When I announced my candidacy for West Hollywood City Council last August, a lot of people had questions. “Who is this guy” I saw people writing on various different pages online, “and what is he about?”.
I think I’ve managed to answer most of the questions out there over the last six months. I think last week’s candidates forum, in which I outlined my vision for our city and why, I think, as a progressive activist who’s not entrenched in the system, I am the right person to lead us forward, was a turning point for our campaign.
The feedback I gathered from prominent members of the community was that I went from being distorted as this caricature of a spoiled rich kid who was running out of ego and ambition to being a serious, legitimate contender who offered innovative ideas and real solutions for the future.

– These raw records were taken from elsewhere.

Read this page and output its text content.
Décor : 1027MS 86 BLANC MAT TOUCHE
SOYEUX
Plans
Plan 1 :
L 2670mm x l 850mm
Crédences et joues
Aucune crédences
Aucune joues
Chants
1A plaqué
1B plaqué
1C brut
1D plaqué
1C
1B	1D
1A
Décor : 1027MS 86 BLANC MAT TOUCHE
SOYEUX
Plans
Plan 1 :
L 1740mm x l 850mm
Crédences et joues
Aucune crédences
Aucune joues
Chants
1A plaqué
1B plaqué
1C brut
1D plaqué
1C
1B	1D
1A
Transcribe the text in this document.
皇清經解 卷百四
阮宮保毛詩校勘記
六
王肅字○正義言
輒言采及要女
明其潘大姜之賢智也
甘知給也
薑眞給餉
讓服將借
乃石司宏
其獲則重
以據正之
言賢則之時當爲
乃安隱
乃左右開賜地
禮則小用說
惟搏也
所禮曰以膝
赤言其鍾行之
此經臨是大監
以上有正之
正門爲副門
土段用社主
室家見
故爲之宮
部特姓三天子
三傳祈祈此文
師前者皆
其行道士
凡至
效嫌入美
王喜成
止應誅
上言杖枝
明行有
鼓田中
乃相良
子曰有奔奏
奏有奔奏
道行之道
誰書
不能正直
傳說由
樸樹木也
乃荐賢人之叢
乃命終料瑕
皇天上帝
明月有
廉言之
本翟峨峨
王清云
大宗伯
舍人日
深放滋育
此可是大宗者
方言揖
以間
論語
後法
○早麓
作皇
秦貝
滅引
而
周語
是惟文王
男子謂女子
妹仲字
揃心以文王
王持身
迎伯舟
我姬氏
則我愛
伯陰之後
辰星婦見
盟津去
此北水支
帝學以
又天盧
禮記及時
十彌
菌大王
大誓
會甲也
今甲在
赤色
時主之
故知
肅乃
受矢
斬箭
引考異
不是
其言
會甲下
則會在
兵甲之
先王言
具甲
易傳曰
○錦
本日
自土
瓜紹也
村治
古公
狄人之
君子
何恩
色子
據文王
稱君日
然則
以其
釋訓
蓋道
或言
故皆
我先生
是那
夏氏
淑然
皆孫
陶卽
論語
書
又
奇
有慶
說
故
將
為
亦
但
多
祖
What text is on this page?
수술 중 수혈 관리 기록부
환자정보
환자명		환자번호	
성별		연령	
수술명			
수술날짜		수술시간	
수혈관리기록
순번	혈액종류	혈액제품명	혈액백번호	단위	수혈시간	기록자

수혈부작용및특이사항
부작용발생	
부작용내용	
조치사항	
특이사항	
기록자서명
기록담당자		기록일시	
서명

It’s always easy to come up with caricatures and stereotypes. Of course people are going to say I’m a privileged kid who doesn’t know what I’m talking about. The truth, however, is a very different story. While of course I’ve been very lucky, and yes, privileged, throughout my life, I’ve been blessed with parents who taught me early on to care about the world around me and encouraged me to make a difference in any way I can.
From the age of 12 I was incredibly interested and involved with politics, volunteering as a “Kid for [John] Kerry” during the 2004 election. I served on my high school’s student council for five years, including a year as its first openly gay president. In 2007/2008 I worked as a volunteer for Hillary Clinton’s presidential campaign, and served as a page in the U.S. Congress during the summer of 2008.
2010 was the year when my advocacy efforts really went into high gear. I started writing actively for Frontiers, The Huffington Post, and The Advocate, about the issues facing our city, our country and our world. In 2012 I worked as a surrogate for President Obama’s re-election campaign and started serving on the Board of Directors for the LGBT organization OutFest, the youngest board member in their 30-year history.
I may not have the typical kind of experience, but do we really need a bureaucrat or career politician on the City Council? I think not. We need someone who’s committed and has a fresh perspective, someone who has a history of passion and a willingness to fight for the progressive values we believe in, someone who has the energy and idealism to make a difference.
I’m running to do some very simple things.
First, to pass small business rent control, something that has never been done but that West Hollywood, which used to be on the cutting edge of progressive politics, should do. It’s currently banned on a statewide level and I will use my platform as a City Council member to change that.
Second, to repeal the Ellis Act on a statewide level, a law which unfairly evicts tenants (rented or not, these are their homes).
Third, to pass Measure R which recently passed in Malibu here in West Hollywood, a law which will establish voter referendums on large scale commercial developments and reserve 70% of new commercial development space for small businesses.
Fourth, to rewrite zoning laws so we can build smaller units that young people, disabled people, seniors, and low income people can actually afford.
Fifth, to expand the parking credits program and accessibility to public transportation to alleviate the parking/traffic crisis
Sixth, to create mid-block stop lights connected to the regional SignalSync system, which improves traffic efficiency and ensures crosswalk safety.
Seventh, to pass an equitable minimum wage.
Eighth, to protect our historic buildings from overrun development.
Ninth, to invest further in social services for seniors, the disabled, the homeless, those living with HIV/AIDS and those grappling with/recovering from addiction.
Tenth, to create more open spaces, including dog parks.
And that’s just the start of it. Not only do I know what I’m talking about, but I have a specific, ambitious agenda for the future that will make our city stronger, prouder and better. I will use my experience as a grassroots fighter, the experience I gained from, for instance, leading the boycotts against Chick Fil-A and the Beverly Hills Hotel for their anti-gay and anti-union policies, to deliver results for the people of our city.
I’m running because West Hollywood is personal for me. My roots run deep here; my family has been here for almost 70 years. I was born here, I came of age as a gay man here, and I want to make sure our city remains a beacon of courage, strength, compassion, idealism and and vitality for future generations. That is what this election is about. And if you agree, I hope you’ll join me in voting on March 3. Our future begins now.